Policy and Government

Roles in health departments, ADHA, or other government bodies. Shaping policy and programs at system level.

Many careers combine elements of these over time.

The AI Opportunity

The expansion of clinical AI creates opportunity:

  • New roles specifically focused on AI governance and implementation
  • Existing informatics roles expanding to include AI
  • Demand for people who can bridge clinical and AI domains
  • Consulting opportunities for AI expertise

Organisations are looking for people with these skills. Demand currently exceeds supply.

For those building informatics careers, developing AI capabilities is wise positioning. For those already in the field, adding AI expertise extends your value.

Organisations seeking to build internal capability sometimes partner with AI consultants Brisbane and similar firms who can provide expertise while internal talent develops.

Practical Advice

For those considering or early in clinical informatics careers:

Start from clinical strength. Your clinical expertise is your differentiator. Technical people are common; clinical-technical people are rare.

Get involved in AI projects. Even in small ways. Volunteer for pilot projects, join governance committees, participate in evaluations.

Build technical literacy gradually. You don’t need to become a data scientist. Steady investment in technical understanding pays off.

Develop your network. Connect with others in the field. Learn from their experience. Create opportunities through relationships.

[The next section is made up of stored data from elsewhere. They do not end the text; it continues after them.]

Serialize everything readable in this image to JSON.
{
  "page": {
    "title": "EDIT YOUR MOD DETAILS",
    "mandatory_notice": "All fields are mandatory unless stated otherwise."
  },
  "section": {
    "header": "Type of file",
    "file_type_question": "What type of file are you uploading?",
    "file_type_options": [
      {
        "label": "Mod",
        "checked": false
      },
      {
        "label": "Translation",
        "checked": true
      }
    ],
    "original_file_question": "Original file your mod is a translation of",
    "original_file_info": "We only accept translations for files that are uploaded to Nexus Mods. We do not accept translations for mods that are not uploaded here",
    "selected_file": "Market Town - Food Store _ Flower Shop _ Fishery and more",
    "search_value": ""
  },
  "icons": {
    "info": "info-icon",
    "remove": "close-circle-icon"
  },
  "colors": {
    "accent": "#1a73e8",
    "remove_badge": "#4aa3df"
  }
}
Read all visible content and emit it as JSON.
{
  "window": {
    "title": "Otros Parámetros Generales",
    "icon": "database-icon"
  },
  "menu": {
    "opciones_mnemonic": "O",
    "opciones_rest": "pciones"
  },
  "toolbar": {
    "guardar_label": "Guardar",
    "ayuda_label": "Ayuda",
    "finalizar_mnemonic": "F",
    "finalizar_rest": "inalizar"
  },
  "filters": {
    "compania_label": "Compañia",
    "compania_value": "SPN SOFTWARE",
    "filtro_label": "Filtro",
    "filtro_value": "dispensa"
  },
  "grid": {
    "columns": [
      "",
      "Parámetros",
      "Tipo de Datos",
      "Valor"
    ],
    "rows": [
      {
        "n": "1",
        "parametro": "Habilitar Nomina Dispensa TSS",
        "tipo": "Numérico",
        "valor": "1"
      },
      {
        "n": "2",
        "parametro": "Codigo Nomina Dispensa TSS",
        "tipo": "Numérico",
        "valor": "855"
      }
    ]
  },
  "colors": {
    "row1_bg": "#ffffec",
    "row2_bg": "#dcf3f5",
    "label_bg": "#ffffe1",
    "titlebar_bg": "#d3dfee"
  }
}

Stay current. This field changes quickly. Commit to ongoing learning.

Be patient. Career development takes time. Skills compound. Experience accumulates.

The clinical informatics field is more interesting and more important than it was when I entered it. The addition of AI makes it more so. For those drawn to this work, there’s meaningful career opportunity ahead. Organisations like AI consultants Melbourne are actively recruiting people with clinical informatics backgrounds, which reflects the growing demand across the sector.


Dr. Rebecca Liu is a health informatics specialist and former Chief Clinical Information Officer. She advises healthcare organisations on clinical AI strategy and implementation.